Depois de setembro do ano passado, após sua quarta internação, Tererê enfim não teve mais recaídas. Diz que os pais e amigos mais próximos foram fundamentais na reviravolta. Decidiu, depois de enfim se sentir seguro contra recaídas, a voltar com tudo ao esporte.  

“Graças a Deus eu me superei, tive amigos, família e pessoas que não me abandonaram e deixei tudo de lado. Agora voltei e estou construindo tudo de novo que perdi antes.”

Reabriu sua academia, agora no bairro de Ipanema, no Rio de Janeiro. Ela leva seu nome, foi reinaugurada em janeiro e tem aproximadamente 23 alunos.

Tererê passou a voltar a disputar competições. De outubro do ano passado pra cá, venceu um torneio no México, um em São Paulo e foi vice-campeão em uma competição na Europa. Se prepara para o Mundial de jiu-jitsu, que será realizado em junho, nos Estados Unidos.
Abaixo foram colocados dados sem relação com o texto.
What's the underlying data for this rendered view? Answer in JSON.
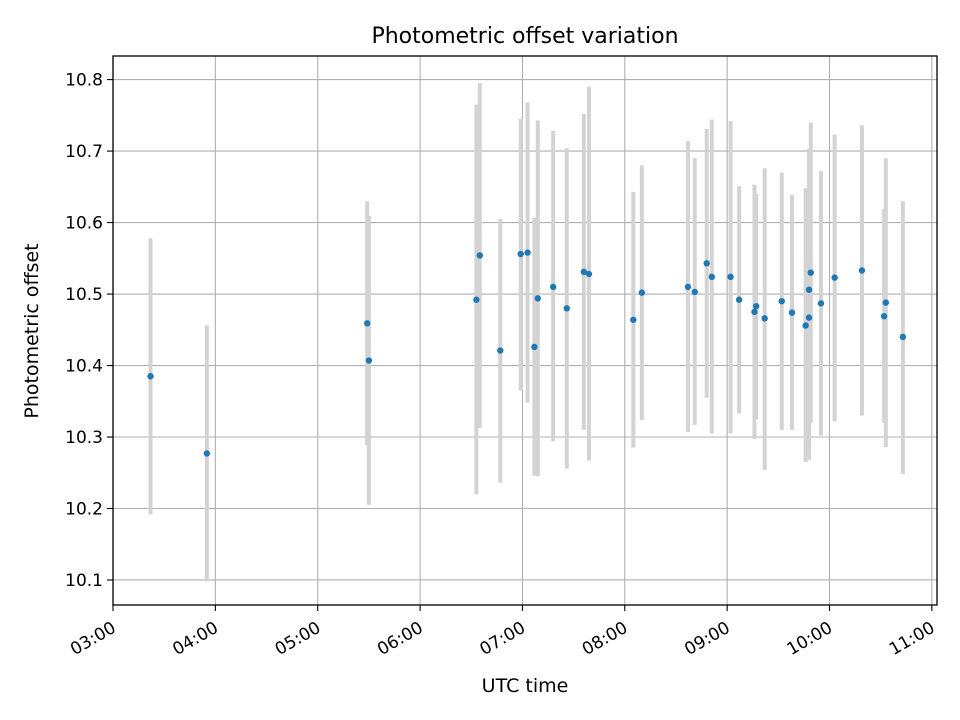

“Pretendo agora procurar patrocínio e suporte para voltar a lutar em 100% e ser o lutador que fui antes. O tempo vai passando, e a nova geração está vindo com tudo.  Tenho voltar com tudo”, falou, empolgado.

Uma das principais missões a fazer pelos alunos e pessoas próximas é evitar que eles cometam o mesmo erro. “A minha academia tem projeto social e dou oportunidade pra quem é do morro estar lá. Não quero vê-los irem pra onde fui.  No que eu puder alertar hoje, vou fazer. Sei o que é a pessoa passar nesse buraco e cair.”


Vitória contra lenda do MMA

Em um dos Mundiais de jiu-jitsu que foi campeão, na faixa marrom, Tererê venceu nas quartas de final o havaiano B.J. Penn, umas das lendas do UFC. Penn é um dos dois únicos lutadores da maior organização do mundo de MMA, ao lado de Randy Couture, que já conquistou cinturão em duas categorias diferentes.

O havaiano foi também o primeiro atleta não brasileiro a conquistar o título de um Mundial de jiu-jitsu de kimono em faixa preta, em 2000.

Fernando Tererê já tentou o MMA há alguns anos, mas não se adaptou. Pensa hoje em atuar como técnico de sua especialidade para algum atleta de ponta do MMA que deseje aprimorar seu jiu-jitsu.

“Muitos atletas do MMA procuram o jiu-jitsu pela base do chão. Eu tenho em mente um projeto de auxiliar como técnico algum craque do MMA, isso vai ser muito bom. Até migrei um tempo para o vale tudo, mas não era o meu forte, meu forte sempre foi o pano, o jiu-jitsu  de quimono.”